Hi, I'm Nicola - welcome to a blog begun in 2012 about family travel around the world, without leaving the UK.

I love travel adventures, but to save cash and keep my family's carbon footprint lower, I dreamt up a unique stay-at-home travel experience. So far I've visited 110 countries... without leaving the UK. Join me exploring the next 86! Or have a look at the "countries" you can discover within the UK by scrolling the labels (below right). Here's to happy travel from our doorsteps.

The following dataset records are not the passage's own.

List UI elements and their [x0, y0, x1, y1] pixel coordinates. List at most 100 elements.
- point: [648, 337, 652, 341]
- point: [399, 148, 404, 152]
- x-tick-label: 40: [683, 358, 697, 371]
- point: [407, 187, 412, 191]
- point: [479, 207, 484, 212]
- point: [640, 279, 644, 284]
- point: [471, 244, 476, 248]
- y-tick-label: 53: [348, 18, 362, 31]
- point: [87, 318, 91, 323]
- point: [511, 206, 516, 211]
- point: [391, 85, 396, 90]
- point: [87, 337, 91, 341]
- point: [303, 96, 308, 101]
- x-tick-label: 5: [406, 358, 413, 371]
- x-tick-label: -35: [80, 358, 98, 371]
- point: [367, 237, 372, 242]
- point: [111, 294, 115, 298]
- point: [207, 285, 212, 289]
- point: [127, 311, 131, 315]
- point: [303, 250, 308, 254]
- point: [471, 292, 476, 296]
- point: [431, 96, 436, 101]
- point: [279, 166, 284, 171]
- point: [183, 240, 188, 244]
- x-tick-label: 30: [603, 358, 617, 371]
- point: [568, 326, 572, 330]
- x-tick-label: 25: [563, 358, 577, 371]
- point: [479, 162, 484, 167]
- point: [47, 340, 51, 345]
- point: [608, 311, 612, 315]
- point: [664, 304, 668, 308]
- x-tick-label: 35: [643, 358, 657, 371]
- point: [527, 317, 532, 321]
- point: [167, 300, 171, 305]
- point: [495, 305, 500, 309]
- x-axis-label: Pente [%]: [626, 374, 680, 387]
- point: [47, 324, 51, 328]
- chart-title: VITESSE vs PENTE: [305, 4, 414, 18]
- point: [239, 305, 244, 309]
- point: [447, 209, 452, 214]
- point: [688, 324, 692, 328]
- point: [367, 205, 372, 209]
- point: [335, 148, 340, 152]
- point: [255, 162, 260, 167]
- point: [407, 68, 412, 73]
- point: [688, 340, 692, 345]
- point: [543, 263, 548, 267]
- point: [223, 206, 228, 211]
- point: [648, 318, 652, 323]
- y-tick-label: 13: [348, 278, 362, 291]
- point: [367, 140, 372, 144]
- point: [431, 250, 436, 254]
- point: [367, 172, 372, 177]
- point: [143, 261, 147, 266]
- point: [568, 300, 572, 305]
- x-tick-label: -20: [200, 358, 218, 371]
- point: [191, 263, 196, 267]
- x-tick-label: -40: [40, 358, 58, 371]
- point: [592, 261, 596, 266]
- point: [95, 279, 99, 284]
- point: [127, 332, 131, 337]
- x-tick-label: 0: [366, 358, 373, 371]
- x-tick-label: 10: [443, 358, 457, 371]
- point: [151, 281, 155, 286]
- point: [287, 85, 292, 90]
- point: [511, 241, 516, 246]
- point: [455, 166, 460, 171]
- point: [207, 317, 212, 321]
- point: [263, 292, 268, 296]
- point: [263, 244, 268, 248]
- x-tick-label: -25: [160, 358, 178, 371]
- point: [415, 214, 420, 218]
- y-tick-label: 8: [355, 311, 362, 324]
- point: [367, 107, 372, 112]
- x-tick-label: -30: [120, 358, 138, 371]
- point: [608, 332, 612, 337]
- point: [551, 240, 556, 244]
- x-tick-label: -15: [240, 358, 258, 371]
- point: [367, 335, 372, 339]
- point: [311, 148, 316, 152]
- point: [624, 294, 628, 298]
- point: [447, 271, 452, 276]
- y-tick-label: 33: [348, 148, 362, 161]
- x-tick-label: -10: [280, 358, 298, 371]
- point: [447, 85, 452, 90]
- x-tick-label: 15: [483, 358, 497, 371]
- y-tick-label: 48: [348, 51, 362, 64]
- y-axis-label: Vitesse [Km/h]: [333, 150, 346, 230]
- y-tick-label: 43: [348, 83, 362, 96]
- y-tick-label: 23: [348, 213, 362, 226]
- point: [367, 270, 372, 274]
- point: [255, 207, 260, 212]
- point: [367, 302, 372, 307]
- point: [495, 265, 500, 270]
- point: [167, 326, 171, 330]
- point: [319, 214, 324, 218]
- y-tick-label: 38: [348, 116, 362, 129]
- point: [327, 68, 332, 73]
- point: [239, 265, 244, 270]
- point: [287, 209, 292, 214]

Around 2018 I tried a new way of writing my family's and my own UK travel adventures. Britain is a brilliant place for a staycation, mini-break and day trips. It's also a fantastic place to explore so I've begun to write up reports of places that are easy to reach by public transport. And when they are not that easy to reach I'll offer some tips on how to get there.

See www.nicolabaird.com for info about the seven books I've written, a link to my other blog on thrifty, creative childcare (homemadekids.wordpress.com) or to contact me.

Sunday, 29 July 2007

Next stop Hexham for Hadrian's Wall

Nicola, Pete, Lola and Nell want to travel the world with a difference. We hope to get a taste of many countries without adding to climate change (with needless emissions from aeroplanes) or having to waste hours of holiday time in airport terminals. We hope our adventures inspire you to take a Grand Tour of your neighbourhood whatever the weather. This post is from Nicola

Hexham – voted best market town to live in by Country Life readers in 2005 and I’m sure they’d think the same again bar the staggering property prices and lack of homes with gardens – is a brilliant town. It’s very nearly the centre of Britain, though this honour is more truthfully held by its neighbour, Haltwhistle. You can even wine, dine and crash at the Centre of Britain Hotel there, see http://www.centre-of-britain.org.uk/. It has a station with links to Carlisle and Newcastle and loads of independent shops. I’ve already bought mohair socks and nettle cheese – both local specialities and eaten at the excellent Dipton Mill Inn which serves Hexhamshire beers and local cheeses, a genuine cheesey pub...

We arrived via the train station - the second oldest in England - but there's still the Abbey to look around, and Hadrian's Wall to walk (using the wittily named AD122 bus [clue: it's the same number as the year Hadrian visited Britain and commissioned the wall]) but we have had time to visit the Old Gaol http://www.tynedaleheritage.org/ which is the most disabled-access friendly museum I’ve ever been in despite being built in 1332. It had a lift taking you to the dungeons and then up two floors in a bid to explain why the Archbishop of York and later the March Wardens needed a purpose built jail – the first in England – in Hexham. Yet again it seems to hang on the activities of the Border Reivers doing reprisal raids and cattle thieving in the debatable lands.